Все, за исключением Лидии, Саши и Бесхлебнова, стали журить Максима.
– Дорогие друзья, – вмешался Черемшанов. – Собственно, о чем вы жалеете? Ведь они, эти два пижона, среди нас были совсем лишние. У них – свой кодекс жизни, у нас – другой. Мы на взлете, они – на мели. И им с нами не по пути.
– Правильно, Саша, – поддержала Черемшанова молчаливая Тося Иноверцева. – Ушли – и ладно. Скатертью дорога.
– Братцы! А правда, без них, индюков этих, стало вроде как просторнее, – послышался уже пьяненький тенорок Бутузова, – Запевай, Сашка!
Черемшанов взглянул на Мишу Бесхлебнова и затянул:
Ой ты, дорога длинная,
Здравствуй, земля целинная!
Максим потянул тихонько Лидию за руку. Она вопросительно взглянула на него, но тут же поняла. Он увлек ее в свою комнату, подвел к раскрытому окну. Прохлада ночи струилась с улицы вместе с затихающим шумом, с неизменным запахом бензиновой гари…
С восьмого этажа был хорошо виден широкий новый проспект. Посверкивали окна домов, сияло, вонзив шпиль в темное небо, высотное здание на Смоленской. А правее, на далекой горе, как огромный корабль в океане, проступала из ночной мглы светоносная громада университета. И мелкими, едва заметными казались с высоты красные и белые огоньки бегущих по проспекту автомашин.

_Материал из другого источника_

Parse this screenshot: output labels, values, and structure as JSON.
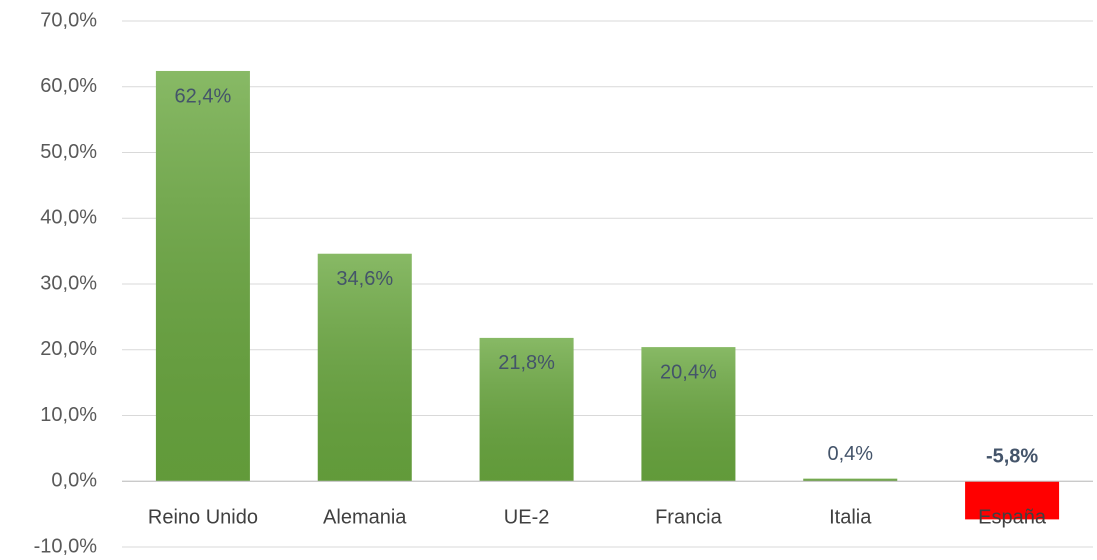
{
  "chart_data": {
    "type": "bar",
    "categories": [
      "Reino Unido",
      "Alemania",
      "UE-2",
      "Francia",
      "Italia",
      "España"
    ],
    "values": [
      62.4,
      34.6,
      21.8,
      20.4,
      0.4,
      -5.8
    ],
    "value_labels": [
      "62,4%",
      "34,6%",
      "21,8%",
      "20,4%",
      "0,4%",
      "-5,8%"
    ],
    "colors": [
      "#6aa83f",
      "#6aa83f",
      "#6aa83f",
      "#6aa83f",
      "#6aa83f",
      "#ff0000"
    ],
    "ylim": [
      -10,
      70
    ],
    "yticks": [
      {
        "value": -10,
        "label": "-10,0%"
      },
      {
        "value": 0,
        "label": "0,0%"
      },
      {
        "value": 10,
        "label": "10,0%"
      },
      {
        "value": 20,
        "label": "20,0%"
      },
      {
        "value": 30,
        "label": "30,0%"
      },
      {
        "value": 40,
        "label": "40,0%"
      },
      {
        "value": 50,
        "label": "50,0%"
      },
      {
        "value": 60,
        "label": "60,0%"
      },
      {
        "value": 70,
        "label": "70,0%"
      }
    ],
    "grid": true
  }
}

– Вот здесь, у этого окна, я стоял в тот вечер, когда ты уехала, и думал о тебе, – сказал Максим.
– Плохо думал, да?
Он притянул ее голову к себе. Они стояли несколько минут молча. Она доверчиво прижималась к нему и не противилась его поцелуям.
– Я не знала, что ты такой… вспыльчивый… – прошептала она. – Как ты сразу обрезал этих двух…

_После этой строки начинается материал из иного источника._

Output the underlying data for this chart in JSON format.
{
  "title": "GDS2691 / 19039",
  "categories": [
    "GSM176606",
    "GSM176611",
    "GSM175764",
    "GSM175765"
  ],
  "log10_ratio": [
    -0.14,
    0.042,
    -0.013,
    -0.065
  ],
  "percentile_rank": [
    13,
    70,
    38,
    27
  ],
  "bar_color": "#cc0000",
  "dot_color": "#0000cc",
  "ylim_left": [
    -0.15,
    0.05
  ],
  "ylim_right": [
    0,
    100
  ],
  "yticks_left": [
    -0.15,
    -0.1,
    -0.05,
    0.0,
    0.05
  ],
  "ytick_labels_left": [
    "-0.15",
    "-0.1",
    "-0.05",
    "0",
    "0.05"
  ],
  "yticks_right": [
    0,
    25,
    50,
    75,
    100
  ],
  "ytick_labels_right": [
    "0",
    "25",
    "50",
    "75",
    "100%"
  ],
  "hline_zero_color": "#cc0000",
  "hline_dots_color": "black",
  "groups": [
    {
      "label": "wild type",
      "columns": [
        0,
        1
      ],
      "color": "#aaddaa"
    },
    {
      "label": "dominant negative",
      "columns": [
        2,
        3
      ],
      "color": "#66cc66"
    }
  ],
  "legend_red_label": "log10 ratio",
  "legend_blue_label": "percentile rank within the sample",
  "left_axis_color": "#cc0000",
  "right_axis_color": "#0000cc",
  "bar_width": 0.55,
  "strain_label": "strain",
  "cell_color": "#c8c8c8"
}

– А ну их, – ответил Максим с досадой. – Это та тинистая заводь, которой я счастливо избежал.
– О чем ты?
– Да все о том же… о попытке матери удержать меня в Москве.

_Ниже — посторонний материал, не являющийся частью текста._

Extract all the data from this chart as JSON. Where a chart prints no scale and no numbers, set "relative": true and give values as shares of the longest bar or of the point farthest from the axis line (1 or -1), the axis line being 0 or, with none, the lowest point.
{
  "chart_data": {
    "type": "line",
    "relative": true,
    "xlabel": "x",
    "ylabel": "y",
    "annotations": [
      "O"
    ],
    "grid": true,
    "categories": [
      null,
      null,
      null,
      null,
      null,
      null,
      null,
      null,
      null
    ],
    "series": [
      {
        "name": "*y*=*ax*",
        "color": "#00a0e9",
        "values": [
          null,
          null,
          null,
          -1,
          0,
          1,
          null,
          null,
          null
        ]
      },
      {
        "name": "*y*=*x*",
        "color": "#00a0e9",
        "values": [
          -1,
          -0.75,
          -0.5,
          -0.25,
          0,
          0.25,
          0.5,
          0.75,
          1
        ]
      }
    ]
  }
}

– Ты в самом деле не жалеешь, что уезжаешь? Или тебе не хочется, но ты все-таки едешь?
– Откровенно говоря, не особенно хочется, но еду.
– Почему?
– Практика – лучшая школа. – Максим шутливо добавил: – Потому что этого хочешь и ты.
Она быстро отодвинулась от него.
– Значит, попроси я – ты остался бы?
Максим ответил:
– Не знаю. Ну, если бы захотела только ты… Но когда советуют эти, не хочу! Мне противны ходатаи, все эти благонравные удачники – игори, сержи. Я, может быть, с Мишей Бесхлебновым уехал бы… А впрочем, все равно куда, скорей бы стряхнуть с себя эту липкую пыль, ухватиться за главное, ради чего я сидел в институте пять лет. И уехать, зная, что ты моя жена…
Он снова привлек ее к себе, но она не поддалась, неожиданно спросила:
– Скажи, Макс, ты ничего не таишь от меня?
Максим вздрогнул.
– Ничего. О чем ты? – В голосе его послышался испуг.
– Да так, – вздохнула Лидия, чем-то встревоженная, – ни о чем….
– Нет, ты скажи… Почему ты так спросила? Что произошло?
«Уж не встретилась ли она с Элькой? – подумал он. – И та рассказала ей обо мне».
И он вспомнил, как Лидия была грустна весь вечер.
– А почему ты думаешь, что должно что-то произойти? – подозрительно спросила Лидия… – Ведь ты сказал, что никогда не обманешь меня.
Наступила тишина, даже пения в гостиной не стало слышно, только притихшие голоса изредка точно всплывали, как поплавки на поверхность темного озера.
– Ах, Максим, как бы я хотела, чтобы ты был хорошим! Всегда правдивым и честным! – вырвалось у Лидии.
В прихожей послышались шум, голоса.
– Кажется, отец приехал. Идем, – как будто обрадовался Максим.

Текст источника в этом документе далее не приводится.